Finding the ordinary in the extraordinary
February 20, 2009

A Channel4 news report [9min 40sec into the clip] has highlighted worries that the Obama administration may not be moving as far away from Bush-era anti-terror excesses as hoped for (or even suggested). Sworn in yesterday as new head of the CIA, Leon Panetta seems to have been offered the job on the strength of his anti-torture statements made while Bush was still in office.
“We cannot and we must not use torture under any circumstances,” he said.
He repeated this during his grilling before the Senate Intelligence Committee but with qualifications detailed by BBC News.
US President Barack Obama’s nominee to head the CIA, Leon Panetta, has condemned the interrogation technique “waterboarding” as “torture”.
But he made it clear that agents who had carried out waterboarding in the past should not be prosecuted if they believed they were following the law.
He also made it clear that should more ‘effective’ techniques be required in future, he’d seek further presidential authority. So torture is wrong … unless absolutely necessary. (And what, the Bush administration was doing it for FUN?)

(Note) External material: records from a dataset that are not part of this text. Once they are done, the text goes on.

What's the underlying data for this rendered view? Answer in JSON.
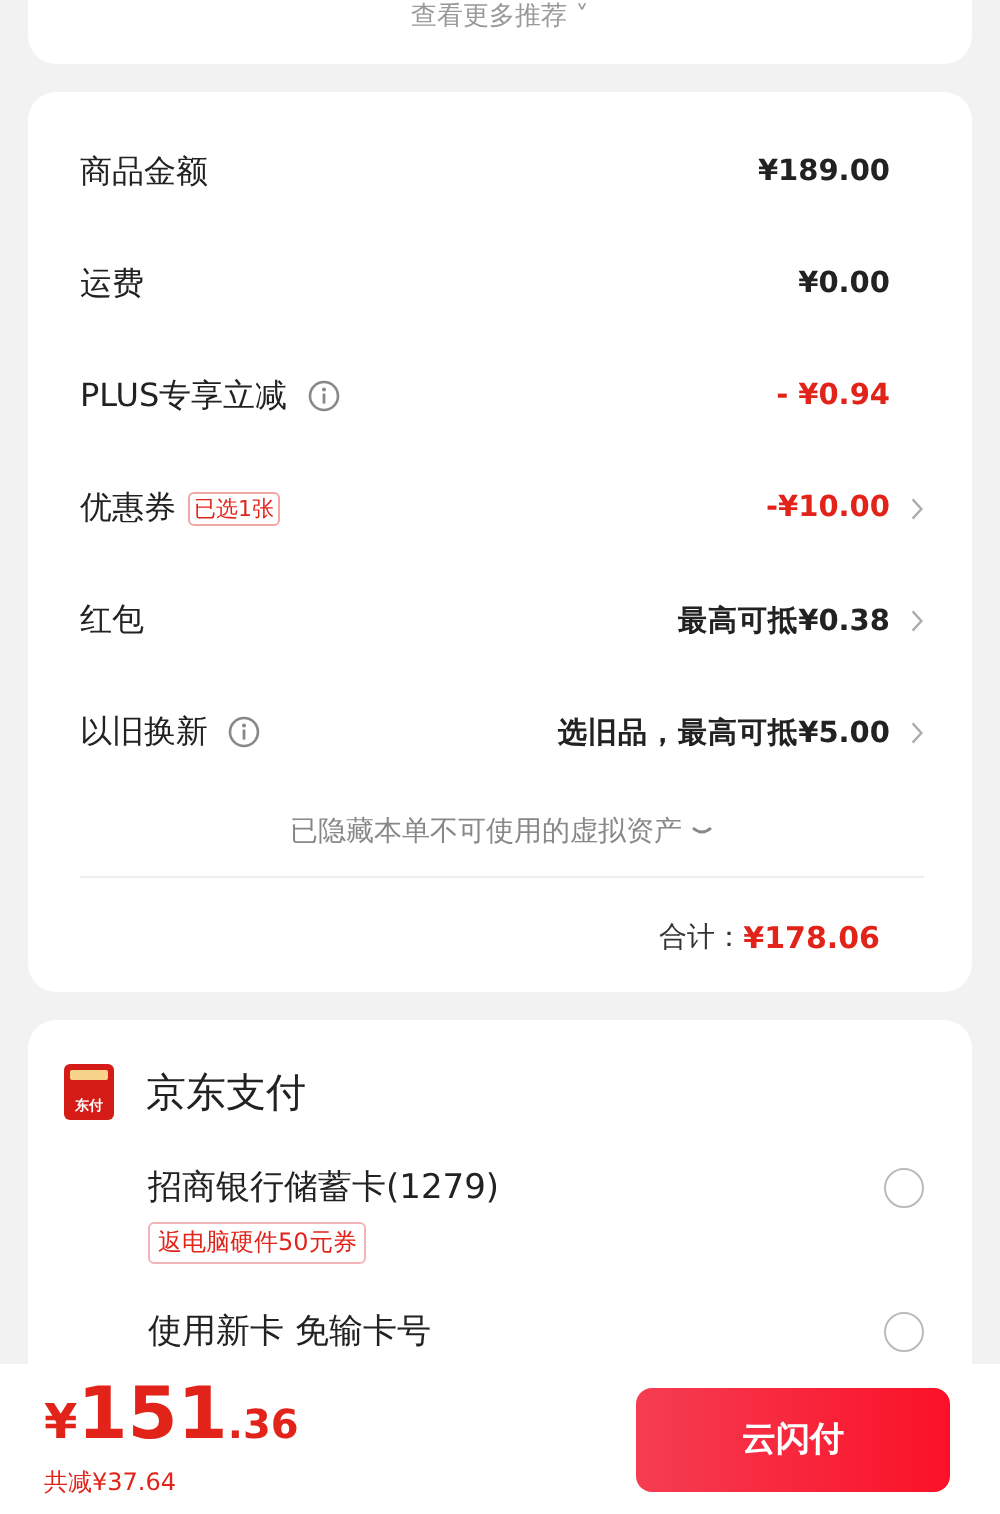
{
  "recommend_link": "查看更多推荐 ˅",
  "fees": [
    {
      "label": "商品金额",
      "value": "¥189.00",
      "kind": "amount"
    },
    {
      "label": "运费",
      "value": "¥0.00",
      "kind": "amount"
    },
    {
      "label": "PLUS专享立减",
      "info": true,
      "value": "- ¥0.94",
      "kind": "discount"
    },
    {
      "label": "优惠券",
      "tag": "已选1张",
      "value": "-¥10.00",
      "kind": "discount",
      "chevron": true
    },
    {
      "label": "红包",
      "value": "最高可抵¥0.38",
      "kind": "amount",
      "chevron": true
    },
    {
      "label": "以旧换新",
      "info": true,
      "value": "选旧品，最高可抵¥5.00",
      "kind": "amount",
      "chevron": true
    }
  ],
  "hidden_assets": "已隐藏本单不可使用的虚拟资产",
  "total": {
    "label": "合计：",
    "value": "¥178.06"
  },
  "payment": {
    "title": "京东支付",
    "logo_text": "东付",
    "options": [
      {
        "name": "招商银行储蓄卡(1279)",
        "tag": "返电脑硬件50元券",
        "selected": false
      },
      {
        "name": "使用新卡 免输卡号",
        "selected": false
      }
    ]
  },
  "footer": {
    "currency": "¥",
    "amount_int": "151",
    "amount_dec": ".36",
    "saved": "共减¥37.64",
    "pay_button": "云闪付"
  }
}
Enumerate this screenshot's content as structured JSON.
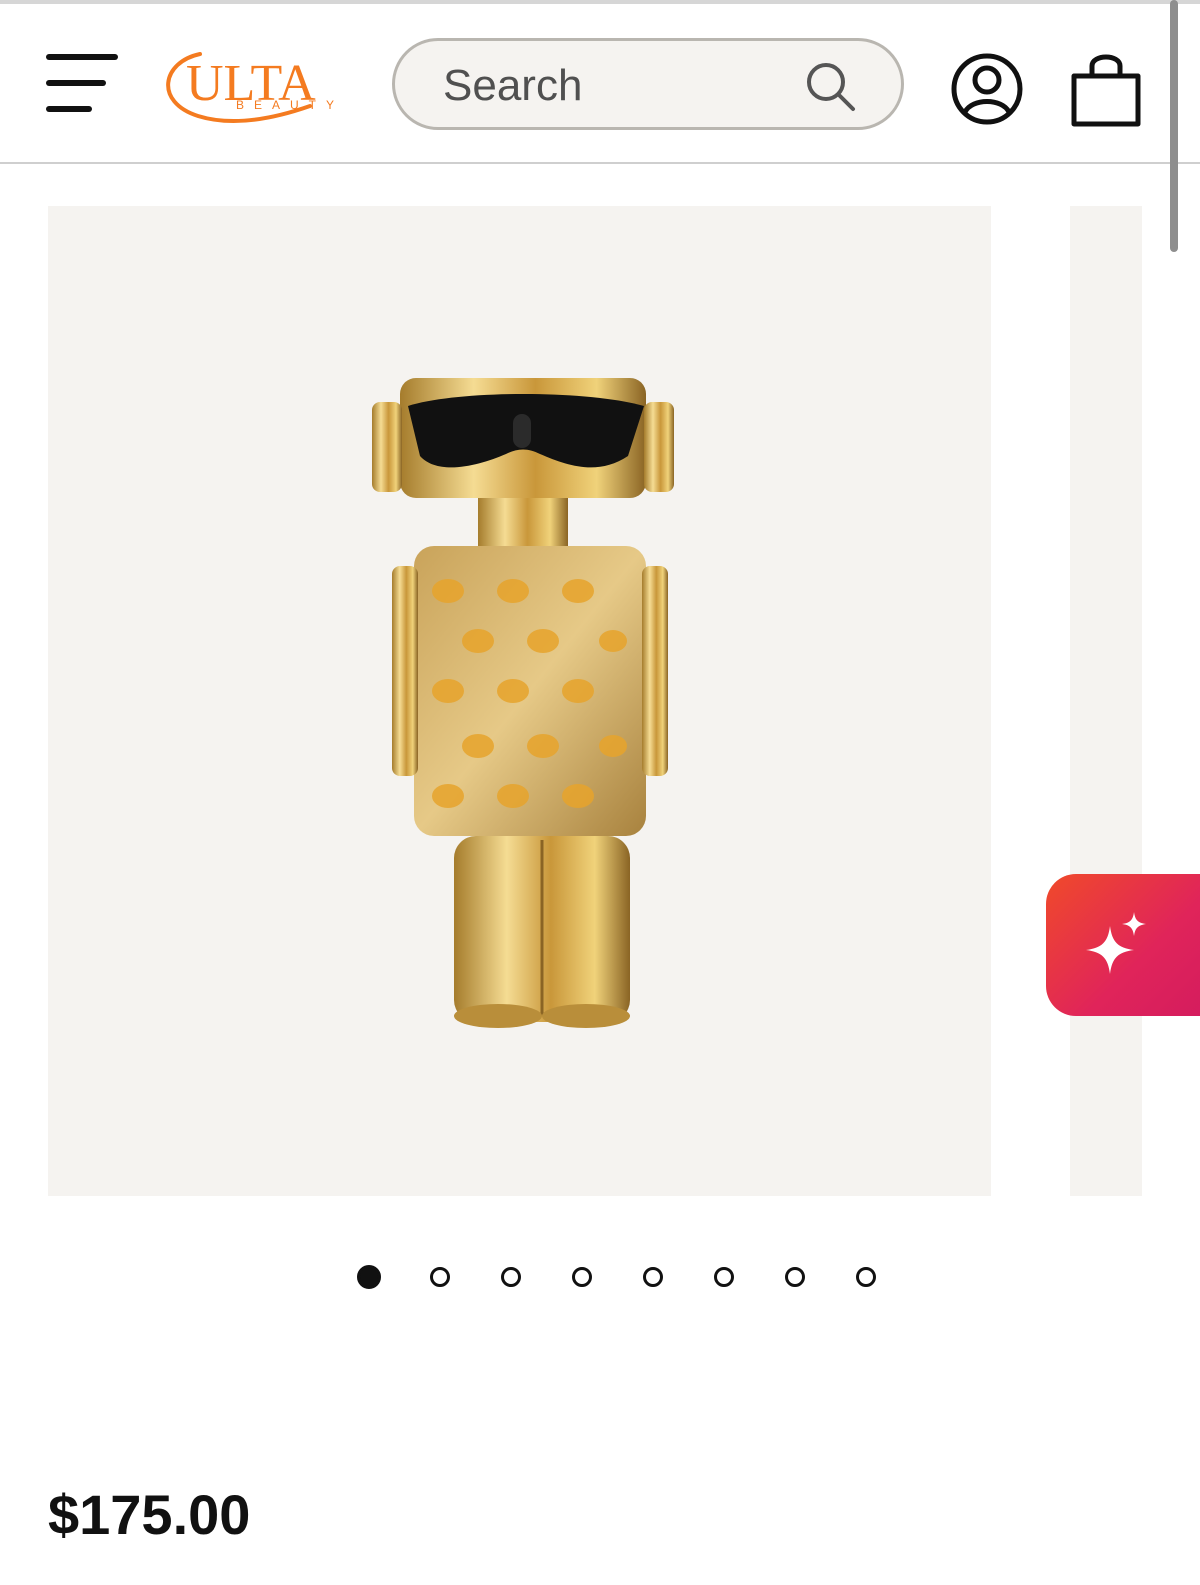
{
  "header": {
    "logo": {
      "brand": "ULTA",
      "subtitle": "BEAUTY",
      "color": "#f47b20"
    },
    "menu_icon": "hamburger-menu-icon",
    "search": {
      "placeholder": "Search",
      "value": "",
      "icon": "search-icon"
    },
    "account_icon": "account-icon",
    "bag_icon": "shopping-bag-icon"
  },
  "gallery": {
    "current_slide": 1,
    "slide_count": 8,
    "dots": [
      {
        "active": true
      },
      {
        "active": false
      },
      {
        "active": false
      },
      {
        "active": false
      },
      {
        "active": false
      },
      {
        "active": false
      },
      {
        "active": false
      },
      {
        "active": false
      }
    ],
    "image_background": "#f5f3f0"
  },
  "assistant_button": {
    "icon": "sparkle-icon",
    "gradient": [
      "#f04a2a",
      "#d41c5e"
    ]
  },
  "product": {
    "price": "$175.00"
  }
}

Mr Panetta also spoke about the Bush White House’s “rendition” of prisoners to other countries.
He made it clear that the Obama administration would not make use of “that kind of extraordinary rendition – when we send someone for the purpose of torture or actions by another country that violate our human values”.
But he drew a distinction between the “rendition” of prisoners to another government to be prosecuted by its judicial system, and the “rendition” of suspects to be interrogated by foreign governments known to practise torture.
“I think renditions where we return individuals to another country where they prosecute them under their laws, I think that is an appropriate use of rendition,” he said.
Not so much “We’ll do good things” as “We’ll also do bad things, but for BETTER reasons”… (how very New Labour).